Intercontinental Exchange (ICE), the company behind the New York Stock Exchange, is reportedly in discussions to invest in crypto payments firm MoonPay — a move that highlights how deeply traditional finance is now stepping into the digital asset space. The potential deal values MoonPay at around $5 billion, according to reports.
MoonPay has become a well-known name in crypto by making it easier for users to move between traditional money and digital assets. Its platform allows people to buy, sell, and use cryptocurrencies with everyday payment methods, helping bridge the gap between banks and blockchains.
This possible investment comes at a time when Wall Street’s interest in crypto is accelerating. A more supportive political environment under U.S. President Donald Trump has encouraged financial institutions to take digital assets more seriously. For ICE — a symbol of traditional markets — backing a crypto-native payments firm would mark another major step toward mainstream adoption.
MoonPay hasn’t been sitting still. Over the past year, the company has expanded aggressively, acquiring multiple startups to strengthen its ecosystem. It has also entered the stablecoin space, signaling ambitions beyond simple on-ramps and off-ramps. Adding to its credibility, former acting Chair of the U.S. Commodity Futures Trading Commission (CFTC), Caroline Pham, is set to join MoonPay as its new chief legal officer.
The timing also reflects broader trends in crypto funding. Venture capital investment in the sector has surged, reaching nearly $19 billion in 2025 so far. Against that backdrop, MoonPay’s $5 billion fundraising effort stands out as one of the clearest signs that institutional investors see long-term value in digital money infrastructure.
Beyond fundraising, MoonPay is playing a central role in a new stablecoin initiative. Crypto wallet provider Exodus plans to launch a U.S. dollar–backed stablecoin in partnership with MoonPay and blockchain infrastructure firm M0. The stablecoin will be integrated into the Exodus Pay app, allowing users to make everyday payments while maintaining self-custody of their funds.
Unlike many existing stablecoins that are primarily designed for trading on exchanges, this new token will be fully backed by dollar deposits and built directly into the wallet experience. Users will be able to hold, send, and spend balances without routing funds through external platforms.

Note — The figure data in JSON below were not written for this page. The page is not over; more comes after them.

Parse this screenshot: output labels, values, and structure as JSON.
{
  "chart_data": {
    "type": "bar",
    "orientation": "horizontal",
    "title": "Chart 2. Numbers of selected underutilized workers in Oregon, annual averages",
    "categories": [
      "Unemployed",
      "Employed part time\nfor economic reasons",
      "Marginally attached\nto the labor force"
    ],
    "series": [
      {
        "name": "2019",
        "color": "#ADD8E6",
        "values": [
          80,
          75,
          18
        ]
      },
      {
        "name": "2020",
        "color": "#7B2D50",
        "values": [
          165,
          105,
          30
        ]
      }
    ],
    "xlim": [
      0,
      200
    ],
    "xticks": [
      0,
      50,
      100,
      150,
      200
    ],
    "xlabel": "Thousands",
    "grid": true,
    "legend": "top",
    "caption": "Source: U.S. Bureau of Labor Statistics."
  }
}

In this setup, MoonPay will manage the issuance of the stablecoin and oversee its reserves using its established payments network, while M0 will provide the underlying technical infrastructure. The stablecoin is expected to launch in early 2026, pending regulatory approval. Details such as the token’s name and supported blockchains are expected to be revealed closer to release.
Together, ICE’s reported interest and MoonPay’s expanding role in payments and stablecoins underline a clear message: Wall Street is no longer watching crypto from the sidelines — it’s starting to place serious bets on its future.